2. Participation Exemption

Regardless the economic substance requirements described above, offshore dividends and capital gains shall be exempted from Hong Kong Profits Tax, if:

a) The investor is a Hong Kong-resident or a non-Hong Kong resident with a permanent establishment in Hong Kong;

b) The investor holds at least 5% of the shares or equity interest in the investees from which it derives passive income; and

c) No more than 50% of the income derived by these investees is passive income.

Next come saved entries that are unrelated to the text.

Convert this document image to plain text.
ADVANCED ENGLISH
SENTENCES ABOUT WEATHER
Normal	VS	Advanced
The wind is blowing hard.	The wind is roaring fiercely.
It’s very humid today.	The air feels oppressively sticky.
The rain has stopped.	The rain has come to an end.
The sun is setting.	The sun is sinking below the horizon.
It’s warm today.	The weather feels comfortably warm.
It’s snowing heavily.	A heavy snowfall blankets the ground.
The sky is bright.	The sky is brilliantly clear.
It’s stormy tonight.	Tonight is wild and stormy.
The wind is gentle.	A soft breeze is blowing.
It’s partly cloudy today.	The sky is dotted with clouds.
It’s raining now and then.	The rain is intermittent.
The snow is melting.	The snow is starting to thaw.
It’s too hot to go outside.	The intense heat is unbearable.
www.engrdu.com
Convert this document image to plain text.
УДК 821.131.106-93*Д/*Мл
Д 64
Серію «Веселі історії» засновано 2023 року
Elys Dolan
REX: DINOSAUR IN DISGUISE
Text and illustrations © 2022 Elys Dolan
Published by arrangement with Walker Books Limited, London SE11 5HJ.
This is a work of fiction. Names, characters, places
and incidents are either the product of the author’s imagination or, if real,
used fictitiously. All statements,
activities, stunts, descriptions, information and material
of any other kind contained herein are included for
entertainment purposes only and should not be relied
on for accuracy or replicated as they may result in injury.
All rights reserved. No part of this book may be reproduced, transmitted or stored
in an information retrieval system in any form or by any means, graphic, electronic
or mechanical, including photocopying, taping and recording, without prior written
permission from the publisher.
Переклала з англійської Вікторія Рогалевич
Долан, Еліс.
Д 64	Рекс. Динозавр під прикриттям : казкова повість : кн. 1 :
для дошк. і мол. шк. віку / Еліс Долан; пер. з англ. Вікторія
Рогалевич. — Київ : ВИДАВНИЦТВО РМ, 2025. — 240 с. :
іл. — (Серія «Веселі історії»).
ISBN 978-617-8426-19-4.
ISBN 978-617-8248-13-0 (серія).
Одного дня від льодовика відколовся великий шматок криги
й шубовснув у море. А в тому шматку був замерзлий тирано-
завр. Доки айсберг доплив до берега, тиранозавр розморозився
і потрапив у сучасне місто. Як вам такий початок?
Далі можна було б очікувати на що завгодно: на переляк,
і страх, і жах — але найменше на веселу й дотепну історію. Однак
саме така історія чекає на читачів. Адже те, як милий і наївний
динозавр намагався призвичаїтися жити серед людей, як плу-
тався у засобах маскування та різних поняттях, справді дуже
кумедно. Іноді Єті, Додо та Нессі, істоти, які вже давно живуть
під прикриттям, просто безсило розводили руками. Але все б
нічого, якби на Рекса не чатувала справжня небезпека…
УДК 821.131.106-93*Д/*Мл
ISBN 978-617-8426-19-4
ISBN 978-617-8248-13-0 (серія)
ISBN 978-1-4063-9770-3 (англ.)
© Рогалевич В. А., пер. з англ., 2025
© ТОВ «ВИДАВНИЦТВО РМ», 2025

Several anti-abuse rules shall restrain the scope of the Participation Exemption (including the switch-over rule, the main purpose rule, and the anti-hybrid mismatch rule), in order to avoid schemes circumventing the New Regime.


  1. Nexus Exemption
    1. exemptions will be granted for offshore passive income, as long as the underlying IP assets are patents or functionally equivalent to patents. Contrarywise, marketing-related IP assets, such as trademarks and copyrights will not be entitled to Profits Tax exemption. Under the nexus approach, only a certain ratio of offshore IP income will be deemed ‘qualifying expenditures’ exempted from Hong Kong Profits Tax. These will only include research & development (‘R&D’) expenses which are directly connected to the assets (excluding acquisition costs), and only up to a reasonable proportion of the overall expenditures incurred by the taxpayer to develop such IP assets.


More details are expected upon ratification of the bill, and adoption of practical guidelines by the Inland Revenue Department (‘IRD’). Clarifications would be very much welcome by the professional community in Hong Kong, in order to be able to plan ahead to implement the New Regime for 2023.